Segundo a ministra Nancy Andrighi, não faz sentido que o juiz, para dobrar a renitência da parte, que é quem deveria exibir o documento ou a coisa, precise adotar uma medida coercitiva mais gravosa do que a multa periódica, pelo simples fato de não haver menção desta medida coercitiva específica no artigo 400.

"O modelo processual de 2015 confere claramente maior importância à ampla e exauriente elucidação dos fatos e busca pela verdade, objetivo que deve ser atingido mediante cooperação de todas as partes, o que torna inadmissível, à luz da boa-fé objetiva, a ocultação ou a não apresentação injustificada de documento ou coisa e, de modo geral, a própria inercia ou omissão em matéria instrutória", avaliou a ministra.

Votaram com o relator, além da ministra Nancy, os ministros Antonio Carlos Ferreira, Marco Aurélio Bellizze, Moura Ribeiro, Luís Felipe Salomão e Raul Araújo.

Ministro Raul Araújo chamou atenção para necessidade de coibir a criação de uma indústria da multa cominatória
Lucas Pricken 

Indústria da multa 
A fixação da tese ainda passou por cuidadosa escolha de palavras de modo a evitar que a possibilidade de fixar multa para exibição de documentos leve à criação, nas palavras do ministro Raul Araújo, de uma "indústria da multa".

Seria o caso de partes no processo pedirem obrigações impossíveis: documentos que não existem porque elas não possuem relação jurídica ou em razão do decurso do tempo e de perecimento.
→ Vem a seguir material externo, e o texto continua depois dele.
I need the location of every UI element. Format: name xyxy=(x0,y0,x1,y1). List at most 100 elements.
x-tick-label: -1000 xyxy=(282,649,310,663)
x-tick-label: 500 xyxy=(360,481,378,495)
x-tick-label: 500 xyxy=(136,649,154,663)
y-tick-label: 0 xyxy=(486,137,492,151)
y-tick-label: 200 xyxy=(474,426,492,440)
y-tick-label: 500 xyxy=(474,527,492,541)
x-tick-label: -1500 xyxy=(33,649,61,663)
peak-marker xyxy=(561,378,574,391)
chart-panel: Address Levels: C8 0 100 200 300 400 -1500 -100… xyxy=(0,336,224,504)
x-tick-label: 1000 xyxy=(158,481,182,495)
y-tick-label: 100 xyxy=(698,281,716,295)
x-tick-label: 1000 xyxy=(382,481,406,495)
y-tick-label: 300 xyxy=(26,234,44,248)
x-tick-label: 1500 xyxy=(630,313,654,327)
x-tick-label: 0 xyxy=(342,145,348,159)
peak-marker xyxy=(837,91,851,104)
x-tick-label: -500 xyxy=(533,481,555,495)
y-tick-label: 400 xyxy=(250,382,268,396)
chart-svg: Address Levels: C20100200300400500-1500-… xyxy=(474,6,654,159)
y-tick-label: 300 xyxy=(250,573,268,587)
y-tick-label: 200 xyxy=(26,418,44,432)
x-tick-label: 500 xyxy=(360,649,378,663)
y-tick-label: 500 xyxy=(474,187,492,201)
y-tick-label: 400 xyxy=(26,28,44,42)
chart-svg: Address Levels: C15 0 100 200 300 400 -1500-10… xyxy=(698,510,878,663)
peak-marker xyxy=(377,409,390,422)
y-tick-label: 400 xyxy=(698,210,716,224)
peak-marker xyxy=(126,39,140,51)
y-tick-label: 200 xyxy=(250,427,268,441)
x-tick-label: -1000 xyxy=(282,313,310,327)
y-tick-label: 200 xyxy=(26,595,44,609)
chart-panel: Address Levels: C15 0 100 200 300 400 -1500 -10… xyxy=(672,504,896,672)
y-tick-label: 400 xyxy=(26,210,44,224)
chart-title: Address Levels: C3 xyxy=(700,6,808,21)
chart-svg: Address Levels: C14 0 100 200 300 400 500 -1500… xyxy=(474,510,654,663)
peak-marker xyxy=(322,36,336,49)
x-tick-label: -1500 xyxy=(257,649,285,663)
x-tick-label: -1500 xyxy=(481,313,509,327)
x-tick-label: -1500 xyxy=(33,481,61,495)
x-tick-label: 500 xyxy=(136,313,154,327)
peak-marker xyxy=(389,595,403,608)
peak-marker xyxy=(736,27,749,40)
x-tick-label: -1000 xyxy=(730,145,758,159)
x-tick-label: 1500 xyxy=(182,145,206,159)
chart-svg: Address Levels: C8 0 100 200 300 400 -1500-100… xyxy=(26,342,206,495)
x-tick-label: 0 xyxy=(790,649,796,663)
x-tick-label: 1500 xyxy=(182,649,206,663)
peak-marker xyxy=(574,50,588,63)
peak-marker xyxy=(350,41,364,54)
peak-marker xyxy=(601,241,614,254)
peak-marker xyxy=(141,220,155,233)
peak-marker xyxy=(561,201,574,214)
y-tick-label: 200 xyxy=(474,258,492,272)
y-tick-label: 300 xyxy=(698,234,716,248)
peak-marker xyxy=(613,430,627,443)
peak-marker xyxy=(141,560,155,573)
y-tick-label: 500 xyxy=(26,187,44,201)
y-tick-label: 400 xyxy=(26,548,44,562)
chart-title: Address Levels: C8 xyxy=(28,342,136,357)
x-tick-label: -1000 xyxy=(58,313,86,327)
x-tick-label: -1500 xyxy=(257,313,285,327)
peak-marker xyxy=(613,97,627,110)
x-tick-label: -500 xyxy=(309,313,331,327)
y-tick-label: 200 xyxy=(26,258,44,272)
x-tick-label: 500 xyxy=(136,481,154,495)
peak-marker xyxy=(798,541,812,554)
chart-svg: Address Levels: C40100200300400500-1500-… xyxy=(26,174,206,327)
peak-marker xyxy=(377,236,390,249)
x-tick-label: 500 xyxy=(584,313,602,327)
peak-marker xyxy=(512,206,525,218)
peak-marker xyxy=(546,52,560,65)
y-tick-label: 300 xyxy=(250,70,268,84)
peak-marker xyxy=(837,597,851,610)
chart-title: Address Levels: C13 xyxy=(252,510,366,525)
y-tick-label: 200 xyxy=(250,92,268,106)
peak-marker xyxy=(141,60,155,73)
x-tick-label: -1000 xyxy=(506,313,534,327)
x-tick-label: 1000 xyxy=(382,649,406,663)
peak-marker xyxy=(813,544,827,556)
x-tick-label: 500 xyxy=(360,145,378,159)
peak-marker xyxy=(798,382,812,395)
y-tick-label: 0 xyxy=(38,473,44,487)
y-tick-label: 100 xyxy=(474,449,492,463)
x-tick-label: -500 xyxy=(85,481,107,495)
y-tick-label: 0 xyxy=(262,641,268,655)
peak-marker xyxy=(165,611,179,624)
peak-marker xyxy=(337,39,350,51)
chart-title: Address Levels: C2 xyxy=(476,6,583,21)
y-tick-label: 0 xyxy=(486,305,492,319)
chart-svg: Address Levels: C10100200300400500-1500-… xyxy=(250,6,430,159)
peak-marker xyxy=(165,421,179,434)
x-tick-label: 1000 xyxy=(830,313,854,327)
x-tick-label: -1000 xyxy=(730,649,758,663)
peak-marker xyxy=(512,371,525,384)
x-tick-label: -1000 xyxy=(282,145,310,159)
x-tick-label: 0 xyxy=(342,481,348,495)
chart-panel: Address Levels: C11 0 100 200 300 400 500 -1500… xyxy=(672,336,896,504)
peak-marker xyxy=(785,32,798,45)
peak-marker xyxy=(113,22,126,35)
O ministro Raul chegou a propor que a certeza da existência do documento fosse um pressuposto para fixação da multa.

No voto-vista, a ministra Nancy apontou que isso não seria adequado porque reduziria drasticamente a eficácia e o campo de atuação desta técnica apenas às hipóteses em que a própria parte, a quem caberia a exibição de documento ou coisa, confessasse sua existência. Ela propôs a adoção de critérios com base em três critérios.

  • Se for improvável a existência de relação jurídica entre as partes deverá ser indeferido o pedido de exibição de documentos.
  • Se essa relação for provável, mas a existência do documento se mostrar improvável, poderá o juiz aplicar a presunção de veracidade do que se pretendia comprovar.
  • Se for provável a existência de relação entre partes e também do documento ou coisa, poderá o juiz determinar sua exibição sob pena de medida coercitiva, com base no artigo 400, parágrafo único do CPC/2015.

Já o ministro Paulo de Tarso Sanseverino já havia indicado que há mecanismos de controle próprios do sistema de justiça para evitar o descontrole da imposição de multas, como o prévio requerimento na via administrativa ou a condenação do autor nas verbas sucumbenciais com base na causalidade.

A ministra Nancy Andrighi ainda apontou o desejo de que a tese fixada pela 2ª Seção contribua para a criação de uma “cultura moderna, ampla e apropriada de guarda de documentos”, especialmente porque será aplicada em inúmeros setores e segmentos da economia e da sociedade.